By Heidi Stevens
Chicago Tribune.
CHICAGO
My friends have started turning 40. Some of them started years ago and have moved on beautifully to turning 45, 50 and 55.
This group is different. These are the friends I grew up with. These are the friends I graduated with. These are the friends whose 40th birthdays mean my 40th birthday is fast approaching.
My calendar is populated with surprise 40th birthday parties and reminders to compile 40th birthday toasts and prompts to contribute to 40th birthday memory books.
All of which has me taking stock of the knowledge I’ve gleaned from these four decades on Earth. Decades filled with love and loss and leggings, which have come in and out of fashion a half-dozen times since I began dressing myself.
I like to read the various collections of wisdom that make their way around the Internet. “What You Learn in Your 40s,” by author Pamela Druckerman, recently spent several days on The New York Times most-emailed list. I admire the unequivocal advice, delivered from a remove that suggests both worldliness and closure. (From Druckerman: “There are no soul mates.” “Never suggest lunch with people you don’t want to have lunch with.” “Forgive your exes.”)
But I’m always left thinking, I don’t know much.
I figure if I make a list of the things I don’t know, maybe I can methodically check off items over the next few years. Maybe I can write that other kind of list, profound insights and sage instructions, by my 50th birthday.
Maybe you’ll read my list and feel inspired to send me a list of things you don’t know. I’d love to read it.
Meanwhile, here is a collection of some, but certainly not all, of the things I don’t know:
How to use Instagram.
When confronted by a bully, whether to remain calm and walk away or give it back as good as they’re giving.
Whether to avoid gluten.
How to keep a reasonably clean house that is also an enjoyable house in which to live, play, eat and host other people’s children and make crafts that involve glitter.
What color to paint my bedroom.
What to tell my kids about God.
How to change a flat tire.
How to French braid.
How to play chess.
How to cook a turkey.
How to get more sleep.
What a Roth IRA is, even though I have one.
Which universally accepted truth I believe: “People change.” Or, “People don’t change.” (I’ve said them both.)

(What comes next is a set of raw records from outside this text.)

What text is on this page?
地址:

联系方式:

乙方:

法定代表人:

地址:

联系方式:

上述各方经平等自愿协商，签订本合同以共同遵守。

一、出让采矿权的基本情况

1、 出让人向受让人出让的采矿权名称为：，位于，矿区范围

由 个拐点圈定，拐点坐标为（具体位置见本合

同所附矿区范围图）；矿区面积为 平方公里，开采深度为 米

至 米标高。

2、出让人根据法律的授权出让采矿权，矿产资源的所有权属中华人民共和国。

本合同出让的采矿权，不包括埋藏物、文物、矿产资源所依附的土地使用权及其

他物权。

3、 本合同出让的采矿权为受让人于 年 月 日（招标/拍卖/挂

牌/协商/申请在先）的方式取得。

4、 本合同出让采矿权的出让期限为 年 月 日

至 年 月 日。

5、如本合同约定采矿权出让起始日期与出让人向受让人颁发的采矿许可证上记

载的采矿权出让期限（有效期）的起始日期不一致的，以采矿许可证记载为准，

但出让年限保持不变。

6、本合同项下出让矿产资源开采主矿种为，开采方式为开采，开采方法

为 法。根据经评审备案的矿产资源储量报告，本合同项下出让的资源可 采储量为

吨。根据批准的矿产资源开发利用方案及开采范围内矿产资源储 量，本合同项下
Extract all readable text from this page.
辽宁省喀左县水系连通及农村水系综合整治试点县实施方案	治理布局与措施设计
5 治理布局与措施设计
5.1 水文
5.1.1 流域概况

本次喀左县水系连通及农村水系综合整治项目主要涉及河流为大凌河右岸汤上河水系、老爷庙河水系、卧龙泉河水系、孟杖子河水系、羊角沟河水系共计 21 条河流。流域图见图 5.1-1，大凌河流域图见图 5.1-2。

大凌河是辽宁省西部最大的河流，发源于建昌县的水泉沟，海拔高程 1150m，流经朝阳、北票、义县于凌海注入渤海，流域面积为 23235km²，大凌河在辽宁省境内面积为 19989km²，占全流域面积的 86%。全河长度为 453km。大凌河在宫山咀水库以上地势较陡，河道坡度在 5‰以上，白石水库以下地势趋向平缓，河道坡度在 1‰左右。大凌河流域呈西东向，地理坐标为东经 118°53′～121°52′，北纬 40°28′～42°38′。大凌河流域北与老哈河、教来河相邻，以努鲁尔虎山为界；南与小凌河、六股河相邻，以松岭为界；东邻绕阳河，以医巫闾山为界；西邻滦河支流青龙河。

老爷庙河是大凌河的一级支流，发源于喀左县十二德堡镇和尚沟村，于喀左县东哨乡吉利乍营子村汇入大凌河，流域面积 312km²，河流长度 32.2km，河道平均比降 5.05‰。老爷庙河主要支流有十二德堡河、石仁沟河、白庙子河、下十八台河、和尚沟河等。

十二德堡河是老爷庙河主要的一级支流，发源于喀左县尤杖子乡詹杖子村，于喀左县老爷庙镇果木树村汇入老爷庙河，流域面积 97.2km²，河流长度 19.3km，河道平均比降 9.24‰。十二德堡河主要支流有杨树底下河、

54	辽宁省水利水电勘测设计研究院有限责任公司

The answers to an astounding number of my kids’ questions. (“How fast do planes fly?” “What’s the difference between a typhoon and a hurricane?” “Are tomatoes a fruit or a vegetable?” “What makes lightning?”)
Lay versus lie.
The proper speed at which to pull a seat belt around a kid so that the seat belt obliges, rather than stubbornly locking upon first yank and steadfastly refusing to budge no matter how many profanities you hurl toward it.
How to talk to my only brother.
How to apply makeup that doesn’t leave my face looking like it belongs on a different neck.
How to speak a single foreign language.
How “Moby-Dick” ends. Or begins, for that matter. Never read it.
What compels me to read, instead, articles like Real Simple’s “A-to-Z Guide to Cleaning Almost Anything,” knowing full well I will never, ever clean my ice-maker.
How to answer, “Mom, why don’t you use your phone voice when you talk to us?”
What to do with kale.
How to make any kind of sense out of the Dow Jones industrial average.
What to talk about in elevators.
Whether allowance is teaching my kids financial literacy or turning them into self-interested layabouts who won’t lift a finger unless they’re paid.
How to spell vacuum. (Have to look it up every time.) Same with rhythm, vicious and khaki.
How to clear my browser’s cookies.
What to make for dinner.
Whether I’m too old to wear leggings.